2.Davalı-karşı davacı kadın vekili, İlk Derece Mahkemesi kararının usul ve kanuna aykırı bulunduğunu ileri sürerek; yoksulluk nafakasının ve tazminatların miktarları yönünden kararın kaldırılmasına karar verilmesini talep etmiştir.
C. Gerekçe ve Sonuç
Bölge Adliye Mahkemesinin yukarıda tarih ve sayısı belirtilen kararı ile tarafların boşanmaya neden olan olaylardaki kusur dereceleri, tespit edilen ekonomik ve sosyal durumları, paranın alım gücü ve beklenen menfaatlerin kapsamı, nafakanın özelliği ve kişilik haklarına yapılan saldırının niteliği ile birlikte değerlendirildiğinde, kadın yararına hükmedilen maddî ve manevî tazminatın ve yoksulluk nafakasının az olduğu, İlk Derece Mahkemesi kararının diğer yönlerden usul ve yasaya uygun olduğu gerekçesi ile kadının istinaf başvurusunun kısmen kabulü ile yeniden esas hakkında hüküm kurmak suretiyle, kadın yararına aylık 1.000,00 TL yoksulluk nafakasına, 50.000,00 TL maddî, 40.000,00 TL manevî tazminata, erkeğin tüm, kadının diğer istinaf taleplerinin esastan reddine karar verilmiştir.
V. TEMYİZ
A. Temyiz Yoluna Başvuranlar
Bölge Adliye Mahkemesinin yukarıda belirtilen kararına karşı süresi içinde taraf vekilleri temyiz isteminde bulunmuştur.
B. Temyiz Sebepleri
1.Davacı-karşı davalı erkek vekili, Bölge Adliye Mahkemesi kararının usul ve kanuna aykırı bulunduğunu ileri sürerek; her iki dava ve fer'îleri yönünden kararın bozulmasına karar verilmesini talep etmiştir.

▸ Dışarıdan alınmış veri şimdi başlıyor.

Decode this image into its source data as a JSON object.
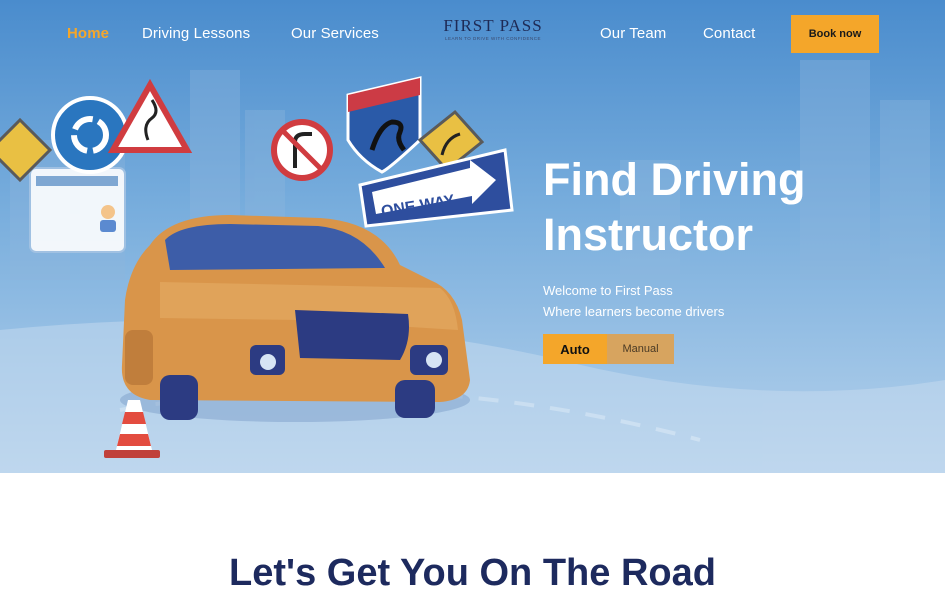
{
  "nav": {
    "items": [
      {
        "label": "Home",
        "active": true
      },
      {
        "label": "Driving Lessons"
      },
      {
        "label": "Our Services"
      },
      {
        "label": "Our Team"
      },
      {
        "label": "Contact"
      }
    ],
    "logo": {
      "text": "FIRST PASS",
      "tagline": "LEARN TO DRIVE WITH CONFIDENCE"
    },
    "cta_label": "Book now"
  },
  "hero": {
    "title": "Find Driving Instructor",
    "subtitle_line1": "Welcome to First Pass",
    "subtitle_line2": "Where learners become drivers",
    "buttons": {
      "auto": "Auto",
      "manual": "Manual"
    },
    "sign_text": "ONE WAY",
    "icons": [
      "roundabout-sign-icon",
      "curve-warning-sign-icon",
      "no-right-turn-sign-icon",
      "kangaroo-crossing-sign-icon",
      "curve-arrow-sign-icon",
      "one-way-sign-icon",
      "car-icon",
      "traffic-cone-icon",
      "license-card-icon"
    ]
  },
  "section": {
    "title": "Let's Get You On The Road"
  },
  "colors": {
    "accent": "#f4a62a",
    "navy": "#1d2a5e",
    "hero_blue": "#5b9ad6",
    "manual_button": "#d7a45f"
  }
}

2.Davalı-karşı davacı kadın vekili, Bölge Adliye Mahkemesi kararının usul ve kanuna aykırı bulunduğunu ileri sürerek; yoksulluk nafakasının ve tazminatların miktarları yönünden kararın bozulmasına karar verilmesini talep etmiştir.
C. Gerekçe
1. Uyuşmazlık ve Hukuki Nitelendirme
Dava, karşılıklı boşanma davası olup, uyuşmazlık, asıl davanın reddine, karşı davanın kabulüne karar verilmesinin isabetli olup olmadığı, taraflar arasında ortak hayatı temelinden sarsacak derecede bir geçimsizlik bulunup bulunmadığı, geçimsizlik var ise kusurun kimden kaynaklandığı, kadın yararına tazminat ile nafakaya hükmedilmesinin yasal koşullarının oluşup oluşmadığı ve miktarlarının dosya kapsamına, hakkaniyete, tarafların sosyal ve ekonomik durumlarına uygun olup olmadığı noktasında toplanmaktadır.
2. İlgili Hukuk
4721 sayılı Kanun'un 4 üncü, 166 ncı, 169 uncu, 174 üncü, 175 inci maddeleri; 6100 sayılı Hukuk Muhakemeleri Kanunu’nun (6100 sayılı Kanun) 369 uncu maddesinin birinci fıkrası ile 371 inci maddesi; 6098 sayılı Türk Borçlar Kanunu'nun (6098 sayılı Kanun) 50 nci ve 51 inci maddeleri.
3. Değerlendirme
1.Tarafların iddia, savunma ve dayandıkları belgelere, uyuşmazlığın hukuki nitelendirilmesi ile uygulanması gereken hukuk kurallarına, dava şartlarına, yargılamaya hâkim olan ilkelere, ispat kurallarına ve temyiz olunan kararda belirtilen gerekçelere göre davacı-karşı davalı erkeğin tüm temyiz itirazları yerinde görülmemiştir.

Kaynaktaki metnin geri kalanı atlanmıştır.